Issue 11891: Poll call in multiprocessing/forking.py is not thread safe. Results in "OSError: [Errno 10] No child processes" exceptions. (original) (raw)

Background:

I'm using multiprocessing not to run jobs in parallel, but to run functions in a different process space so they can be done as a different user. I am thus using multiprocessing in a multithreaded (Linux) application.

Problem:

In multiprocessing/forking.py the poll() function is not thread safe. If multiple threads call poll() you could have two back-to-back calls to os.waitpid() on the same PID (this happens frequently when multiprocessing's _cleanup() function is called).

Traceback (most recent call last): File "/opt/scyld/foo.py", line 178, in call pool = Pool(processes=1) File "/opt/scyld/python/2.6.5/lib/python2.6/multiprocessing/init.py", line 227, in Pool return Pool(processes, initializer, initargs) File "/opt/scyld/python/2.6.5/lib/python2.6/multiprocessing/pool.py", line 104, in init w.start() File "/opt/scyld/python/2.6.5/lib/python2.6/multiprocessing/process.py", line 99, in start _cleanup() File "/opt/scyld/python/2.6.5/lib/python2.6/multiprocessing/process.py", line 53, in _cleanup if p._popen.poll() is not None: File "/opt/scyld/python/2.6.5/lib/python2.6/multiprocessing/forking.py", line 106, in poll pid, sts = os.waitpid(self.pid, flag) OSError: [Errno 10] No child processes

Suggested Fix:

Wrap the os.waitpid() call in a try/except block looking for OSError 10 exceptions and return the returncode currently available in that event. The one potential problem this introduces is if someone calls os.waitpid() on that PID on the process without going through forking.py. This will result in self.returncode never being set to a non-None value. If you're using the multiprocessing module to create processes, however, you should be also using it to clean up after itself.

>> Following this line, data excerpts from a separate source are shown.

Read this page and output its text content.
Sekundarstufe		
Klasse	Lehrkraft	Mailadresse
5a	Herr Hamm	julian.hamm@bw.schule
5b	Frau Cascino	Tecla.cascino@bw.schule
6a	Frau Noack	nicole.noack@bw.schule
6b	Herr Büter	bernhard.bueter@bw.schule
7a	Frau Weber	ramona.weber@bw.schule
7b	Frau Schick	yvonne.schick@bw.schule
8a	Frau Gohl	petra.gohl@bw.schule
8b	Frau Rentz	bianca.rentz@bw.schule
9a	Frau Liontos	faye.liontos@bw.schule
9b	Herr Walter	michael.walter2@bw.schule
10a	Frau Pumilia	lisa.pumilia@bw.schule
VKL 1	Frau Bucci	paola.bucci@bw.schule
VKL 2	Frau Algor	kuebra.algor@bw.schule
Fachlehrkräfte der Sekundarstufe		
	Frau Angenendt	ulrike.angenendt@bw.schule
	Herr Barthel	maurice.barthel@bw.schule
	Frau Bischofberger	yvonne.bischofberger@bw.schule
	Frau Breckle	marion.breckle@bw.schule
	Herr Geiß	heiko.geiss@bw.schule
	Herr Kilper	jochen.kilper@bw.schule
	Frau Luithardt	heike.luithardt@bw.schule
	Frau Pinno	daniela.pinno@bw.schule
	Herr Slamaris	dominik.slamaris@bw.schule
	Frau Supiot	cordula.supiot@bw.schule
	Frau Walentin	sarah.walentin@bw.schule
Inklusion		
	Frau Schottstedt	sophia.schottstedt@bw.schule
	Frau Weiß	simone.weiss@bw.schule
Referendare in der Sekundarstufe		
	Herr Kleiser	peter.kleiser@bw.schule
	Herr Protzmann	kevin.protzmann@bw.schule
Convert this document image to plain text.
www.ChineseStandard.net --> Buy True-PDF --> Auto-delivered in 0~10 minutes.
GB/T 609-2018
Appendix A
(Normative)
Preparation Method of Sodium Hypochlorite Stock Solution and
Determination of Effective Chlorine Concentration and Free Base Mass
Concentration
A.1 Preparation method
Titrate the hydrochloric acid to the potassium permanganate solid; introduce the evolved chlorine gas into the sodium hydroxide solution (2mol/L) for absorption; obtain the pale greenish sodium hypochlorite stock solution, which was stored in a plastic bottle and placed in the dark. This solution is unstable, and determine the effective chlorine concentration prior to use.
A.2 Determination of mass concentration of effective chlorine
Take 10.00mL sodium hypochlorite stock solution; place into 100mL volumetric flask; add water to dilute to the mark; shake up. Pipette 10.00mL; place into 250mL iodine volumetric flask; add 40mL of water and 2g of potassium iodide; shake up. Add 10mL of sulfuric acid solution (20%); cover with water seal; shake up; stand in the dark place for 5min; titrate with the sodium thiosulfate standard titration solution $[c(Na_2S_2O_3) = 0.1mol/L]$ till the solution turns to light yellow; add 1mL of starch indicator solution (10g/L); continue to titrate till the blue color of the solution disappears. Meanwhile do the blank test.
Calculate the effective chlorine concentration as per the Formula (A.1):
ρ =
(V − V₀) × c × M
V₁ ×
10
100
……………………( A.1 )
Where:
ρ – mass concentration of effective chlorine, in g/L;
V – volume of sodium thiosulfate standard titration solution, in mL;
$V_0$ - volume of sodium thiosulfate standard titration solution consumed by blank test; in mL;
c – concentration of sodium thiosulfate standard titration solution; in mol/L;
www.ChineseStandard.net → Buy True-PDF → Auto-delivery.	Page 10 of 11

I've attached a test file.

Here's how I changed poll() in multiprocessing/forking.py:

    def poll(self, flag=os.WNOHANG):
        if self.returncode is None:
            try:
                pid, sts = os.waitpid(self.pid, flag)
            except OSError, e:
                if e.errno == 10:
                    return self.returncode
                else:
                    raise
            if pid == self.pid:
                if os.WIFSIGNALED(sts):
                    self.returncode = -os.WTERMSIG(sts)
                else:
                    assert os.WIFEXITED(sts)
                    self.returncode = os.WEXITSTATUS(sts)
        return self.returncode